Então, algo dentro dele se rompeu. Dante a puxou com força, uma mão entrelaçando-se nos cabelos molhados dela, a outra pressionando suas costas, colando seus corpos. O beijo deixou de ser tentativo e tornou-se desesperado, faminto, como se ambos tivessem segurado aquela fome por tempo demais, e agora ela explodia em uma fúria que não podia mais ser contida.

Os lábios de Isabela estavam frios, mas aqueciam rapidamente sob os dele. Ela abriu a boca, permitindo que ele a explorasse, e um gemido baixo escapou de sua garganta. Era um som que ela nunca tinha feito antes, primitivo e verdadeiro, despido de toda a pretensão social. Dante beijava como fazia tudo na vida, com propósito absoluto e intensidade brutal.

Não havia gentileza ali, mas também não havia crueldade. Era puro desejo bruto. E Isabela descobriu que desejava aquilo mais do que havia desejado, qualquer coisa em toda sua existência mimada. Ela puxou a camisa que a envolvia, deixando-a cair entre eles, expondo novamente a pele que ele havia coberto com tanto cuidado.

Minutos antes. Dante se afastou ligeiramente, a respiração pesada, os olhos negros fixos nela, com uma intensidade que a fez estremecer, mas dessa vez não de frio. “Tem certeza?”, ele perguntou. A voz rouca como vidro moído. “Porque se atravessarmos essa linha, Isabela, não há volta? Você entende isso?” Ela entendeu, entendia que se entregasse a ele ali naquela caverna, sob aquela tempestade, nunca mais seria a mesma, que voltaria para a fazenda marcada de formas que ninguém além deles dois saberia, mas que ela sentiria em cada

respiração pelo resto da vida. “Tenho”, ela sussurrou. “Pela primeira vez na vida tenho certeza de algo.” Foi tudo o que ele precisava ouvir. Dante a deitou sobre as folhas secas com uma delicadeza que contrastava com a fome em seus olhos. Ele se posicionou sobre ela, apoiando o peso nos antebraços para não esmagá-la, e mergulhou novamente naqueles lábios, como um homem sedento, encontrando água no deserto.

As mãos dele percorreram seu corpo com uma reverência que beirava a adoração. Cada toque deixava um rastro de fogo na pele de Isabela, despertando terminações nervosas que ela nem sabia que possuía. Ela arqueou as costas, pressionando-se contra ele, buscando mais contato, mais calor, mais dele.
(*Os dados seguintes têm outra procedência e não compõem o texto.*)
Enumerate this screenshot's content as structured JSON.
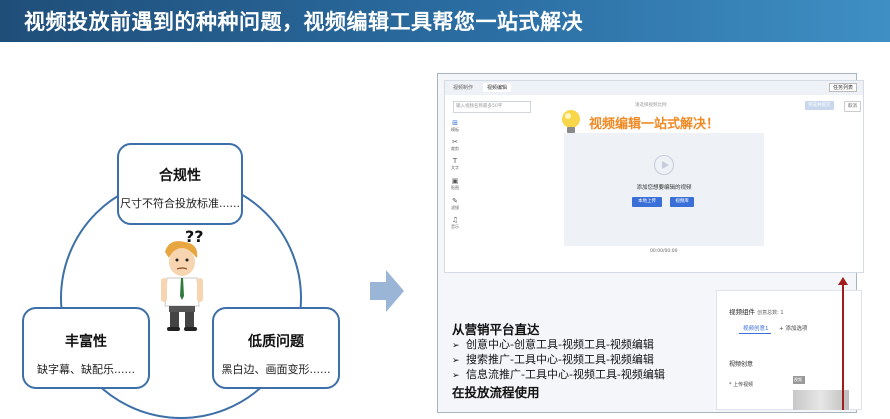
{
  "banner": {
    "title": "视频投放前遇到的种种问题，视频编辑工具帮您一站式解决"
  },
  "diagram": {
    "top": {
      "title": "合规性",
      "desc": "尺寸不符合投放标准......"
    },
    "left": {
      "title": "丰富性",
      "desc": "缺字幕、缺配乐......"
    },
    "right": {
      "title": "低质问题",
      "desc": "黑白边、画面变形......"
    },
    "question_marks": "??"
  },
  "editor": {
    "tabs": [
      "视频制作",
      "视频编辑"
    ],
    "task_button": "任务列表",
    "name_placeholder": "输入视频名称最多50字",
    "select_placeholder": "请选择视频比例",
    "finish_button": "完成并提交",
    "cancel_button": "取消",
    "tools": [
      {
        "icon": "⊞",
        "label": "模板"
      },
      {
        "icon": "✂",
        "label": "裁剪"
      },
      {
        "icon": "T",
        "label": "文字"
      },
      {
        "icon": "▣",
        "label": "贴图"
      },
      {
        "icon": "✎",
        "label": "滤镜"
      },
      {
        "icon": "♫",
        "label": "音乐"
      }
    ],
    "headline": "视频编辑一站式解决！",
    "canvas_hint": "添加您想要编辑的视频",
    "upload_button": "本地上传",
    "library_button": "视频库",
    "timecode": "00:00/00:00"
  },
  "component_panel": {
    "title": "视频组件",
    "total": "创意总数: 1",
    "tab_active": "视频创意1",
    "tab_add": "+ 添加选项",
    "section": "视频创意",
    "upload_label": "* 上传视频",
    "thumb_tag": "视频"
  },
  "text": {
    "heading1": "从营销平台直达",
    "items": [
      "创意中心-创意工具-视频工具-视频编辑",
      "搜索推广-工具中心-视频工具-视频编辑",
      "信息流推广-工具中心-视频工具-视频编辑"
    ],
    "heading2": "在投放流程使用"
  },
  "colors": {
    "accent": "#3d6fa8",
    "headline": "#f08a24",
    "arrow": "#a11d1d",
    "banner": "#2b6ea3"
  }
}
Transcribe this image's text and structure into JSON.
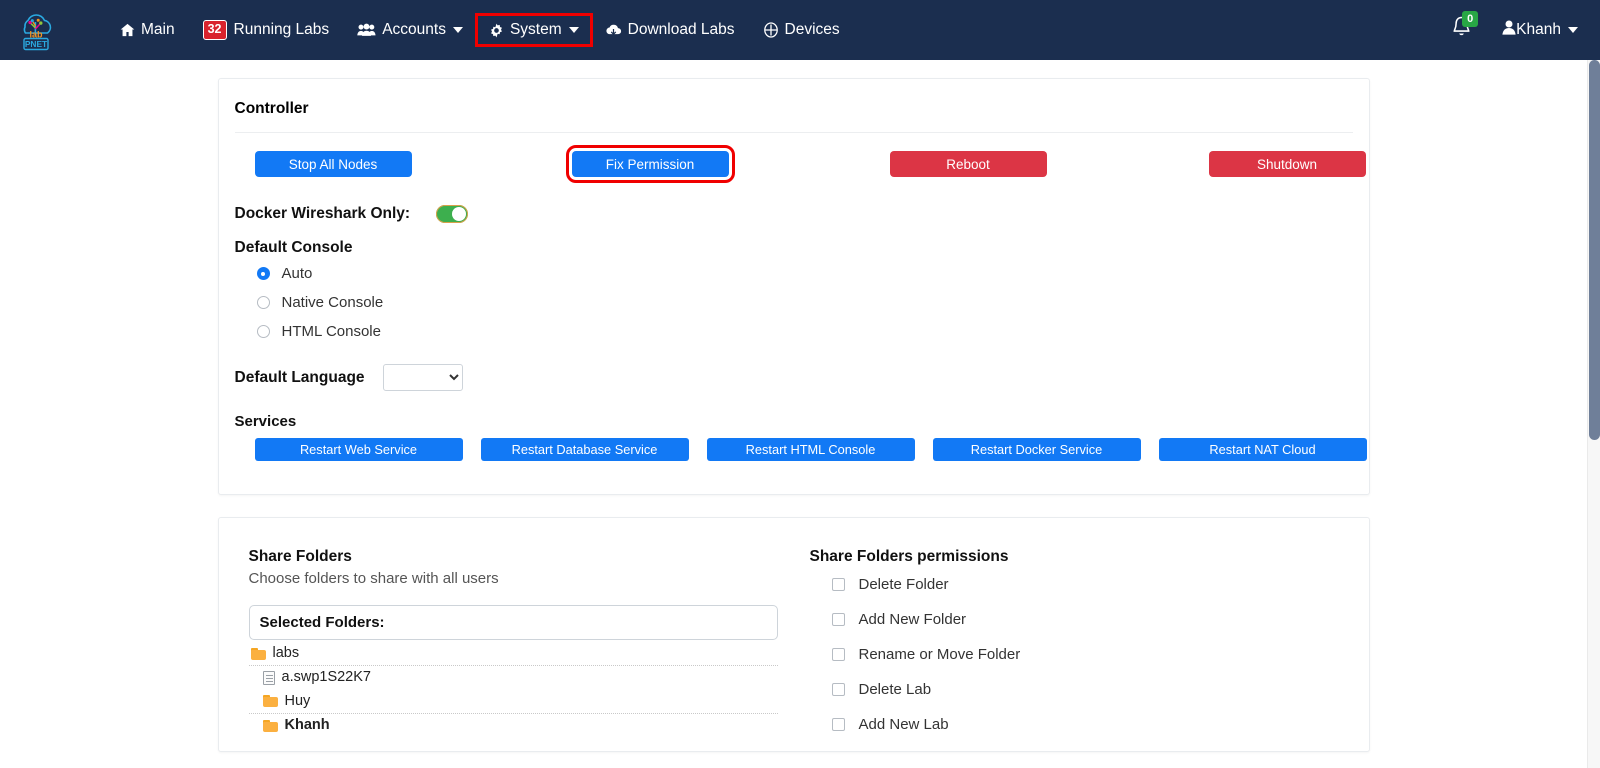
{
  "navbar": {
    "brand": {
      "icon": "pnet-cloud-tree-logo",
      "text": "PNET"
    },
    "items": [
      {
        "id": "main",
        "label": "Main",
        "icon": "home-icon",
        "badge": null,
        "caret": false,
        "highlighted": false
      },
      {
        "id": "running-labs",
        "label": "Running Labs",
        "icon": "badge-count",
        "badge": "32",
        "caret": false,
        "highlighted": false
      },
      {
        "id": "accounts",
        "label": "Accounts",
        "icon": "users-icon",
        "badge": null,
        "caret": true,
        "highlighted": false
      },
      {
        "id": "system",
        "label": "System",
        "icon": "gear-icon",
        "badge": null,
        "caret": true,
        "highlighted": true
      },
      {
        "id": "download-labs",
        "label": "Download Labs",
        "icon": "cloud-download-icon",
        "badge": null,
        "caret": false,
        "highlighted": false
      },
      {
        "id": "devices",
        "label": "Devices",
        "icon": "devices-plus-icon",
        "badge": null,
        "caret": false,
        "highlighted": false
      }
    ],
    "notifications": {
      "icon": "bell-icon",
      "count": "0"
    },
    "user": {
      "icon": "user-icon",
      "name": "Khanh",
      "caret": true
    }
  },
  "controller": {
    "title": "Controller",
    "buttons": [
      {
        "id": "stop-all-nodes",
        "label": "Stop All Nodes",
        "style": "primary",
        "highlighted": false
      },
      {
        "id": "fix-permission",
        "label": "Fix Permission",
        "style": "primary",
        "highlighted": true
      },
      {
        "id": "reboot",
        "label": "Reboot",
        "style": "danger",
        "highlighted": false
      },
      {
        "id": "shutdown",
        "label": "Shutdown",
        "style": "danger",
        "highlighted": false
      }
    ],
    "docker_wireshark": {
      "label": "Docker Wireshark Only:",
      "enabled": true
    },
    "default_console": {
      "label": "Default Console",
      "options": [
        {
          "id": "auto",
          "label": "Auto",
          "selected": true
        },
        {
          "id": "native-console",
          "label": "Native Console",
          "selected": false
        },
        {
          "id": "html-console",
          "label": "HTML Console",
          "selected": false
        }
      ]
    },
    "default_language": {
      "label": "Default Language",
      "value": ""
    },
    "services": {
      "label": "Services",
      "buttons": [
        {
          "id": "restart-web-service",
          "label": "Restart Web Service"
        },
        {
          "id": "restart-database-service",
          "label": "Restart Database Service"
        },
        {
          "id": "restart-html-console",
          "label": "Restart HTML Console"
        },
        {
          "id": "restart-docker-service",
          "label": "Restart Docker Service"
        },
        {
          "id": "restart-nat-cloud",
          "label": "Restart NAT Cloud"
        }
      ]
    }
  },
  "share_folders": {
    "title": "Share Folders",
    "subtitle": "Choose folders to share with all users",
    "selected_label": "Selected Folders:",
    "tree": [
      {
        "name": "labs",
        "type": "folder",
        "level": 1,
        "bold": false
      },
      {
        "name": "a.swp1S22K7",
        "type": "file",
        "level": 2,
        "bold": false
      },
      {
        "name": "Huy",
        "type": "folder",
        "level": 2,
        "bold": false
      },
      {
        "name": "Khanh",
        "type": "folder",
        "level": 2,
        "bold": true
      }
    ],
    "permissions_title": "Share Folders permissions",
    "permissions": [
      {
        "id": "delete-folder",
        "label": "Delete Folder",
        "checked": false
      },
      {
        "id": "add-new-folder",
        "label": "Add New Folder",
        "checked": false
      },
      {
        "id": "rename-or-move-folder",
        "label": "Rename or Move Folder",
        "checked": false
      },
      {
        "id": "delete-lab",
        "label": "Delete Lab",
        "checked": false
      },
      {
        "id": "add-new-lab",
        "label": "Add New Lab",
        "checked": false
      }
    ]
  },
  "colors": {
    "navbar_bg": "#1b2e4f",
    "primary": "#1279f5",
    "danger": "#dc3545",
    "highlight": "#f00000",
    "toggle_on": "#3daf4e",
    "badge_red": "#d9232d",
    "badge_green": "#28a745",
    "folder": "#fbb040"
  }
}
Tante.

Ela gemeu, as unhas cravando nos ombros dele, deixando marcas em meia lua na pele morena. Ele murmurou algo contra o pescoço dela, palavras ininteligíveis em um idioma que talvez fosse apenas sons guturais de desejo. Sua boca desceu pela garganta dela, mordiscando levemente, sentindo a pulsação acelerada sob a pele fina.

Isabela nunca havia sido tocada. Sim, nunca havia permitido que ninguém a visse, muito menos a tocasse. Os pretendentes que apareciam na fazenda eram rapazes limpos, perfumados, com mãos macias e palavras ensaiadas. Eles acortejavam com poemas e promessas de casamento respeitável, olhando-a como se fosse uma santa de porcelana intocável.

Dante não olhava para ela assim. Ele a olhava como se fosse uma mulher de carne e osso, capaz de sangrar e gemer e quebrar e se recompor. E Isabela descobriu que preferia infinitamente esse olhar. Ela puxou o rosto dele de volta para o seu, beijando-o com uma urgência que a surpreendeu. Suas mãos exploraram o peito dele, percorrendo cada cicatriz, cada músculo definido pelo trabalho árduo.

Era um corpo honesto, marcado pela vida real, não moldado por esgrima ou equitação recreativa. Dante tinha calosidades nas mãos, uma no dedo indicador de segurar as rédeas, outras nas palmas de trabalhar com cordas e ferramentas. Quando essas mãos tocavam a pele macia de Isabela, o contraste era chocante, quase obsceno. Mas ela amava isso.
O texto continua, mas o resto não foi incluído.